There Will be a Privileged Exchange Rate for Producers of High-Demand Goods in Cuba

A store that takes payment only in hard currency at 3rd and 70th in Havana. (14ymedio)

14ymedio bigger14ymedio/EFE, Havana, 15 May 2022 — The Cuban government announced this Saturday that it will establish a special exchange rate for some state and private producers of high-demand goods. Without further details, the Minister of Economy, Alejandro Gil, explained that these sectors, “in a selective and gradual manner,” will be able to obtain foreign currency at a price between the official rate of 24 pesos to the dollar and that of the informal market, which reaches 125 pesos.

This move comes two years after the first freely convertible currency (MLC) stores selling groceries and other staples were opened.

According to the minister, a scheme for the sale of foreign currency will be implemented in a “gradual and selective” manner and the Government will agree with suppliers on the prices of commercialization in Cuban pesos, Radio Rebelde published.

Gil explained that this new process will be focused on the production of food and high-demand products. “Today we have a missing piece in the design of the country’s monetary functioning, which is the sale of MLC, that is, of foreign currency, to the population that has a demand for it.”

Regarding the price of the currency, the minister pointed out that it is impossible to maintain a stable offer at the official exchange rate, since this “would require an amount of these currencies that would force us to give up the support of the main needs of the population,” adds the media official.

Also, according to the minister, after this step it is possible to “think about re-establishing the sale of foreign currency to the population.”

The announcement was made during Gil’s presentation in the National Assembly that is in session this weekend and immediately provoked strong criticism.

The economist Pedro Monreal harshly evaluated the official decision: “From the initial dream in 2020 of adopting a single exchange rate, it has gone to three rates: the official one (1:24), the informal one (1≈ 115) and the “secondary”(not yet quantified). One more nail in the coffin of the ’ordering [task]*’ and a possible source of illegalities,” he wrote.
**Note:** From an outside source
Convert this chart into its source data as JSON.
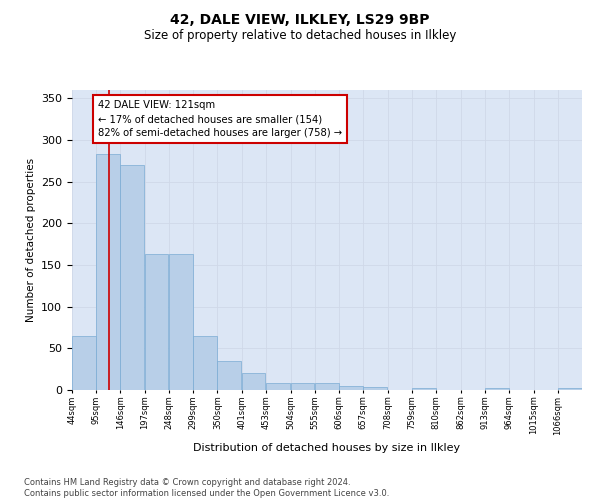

In February of this year, the Cuban economy minister explained that the stores in MLC are a lifeline. “You sell in MLC or you don’t have (currency), because debt is paid or commercial credit is only guaranteed with currency,” he said at the time and defended the opening of stores that take payment exclusively in foreign currency.

The stores in MLC began to operate in Cuba at the end of 2019, first with offers of electrical appliances, hardware or furniture to capture the “dollars that escaped the country,” according to explanations given by the minister at the beginning of 2022. In the summer In 2020, the first markets for food and toiletries appeared, also in foreign currency.

The opening of these stores has been surrounded by strong popular criticism. Cubans complain that the commercial network in Cuban pesos has hardly any products on offer, while in the markets in MLC merchandise is supplied with more regularity and diversity.

During the popular protests last July, foreign currency stores were stoned and looted in several locations in the country. Product resellers have also generated a thriving business of buying in MLC and then offering these goods in national currency at sky-high prices on the informal market.

In his speech at the National Assembly this Saturday, the minister also indicated that the country’s imports between January and April of this year totaled four times its exports.

Exports of goods were about 590 million dollars in those four months, while imports reached about 2.397 billion dollars.

The island’s trade deficit, therefore, stood at 1.807 billion dollars, slightly more than three times the total volume of exports in that period.

*Translator’s note: Tarea ordenamiento = the [so-called] ‘Ordering Task’ which is a collection of measures that includes eliminating the Cuban Convertible Peso (CUC), leaving the Cuban peso as the only national currency, raising prices, raising salaries (but not as much as prices), opening stores that take payment only in hard currency which must be in the form of specially issued pre-paid debit cards, and others.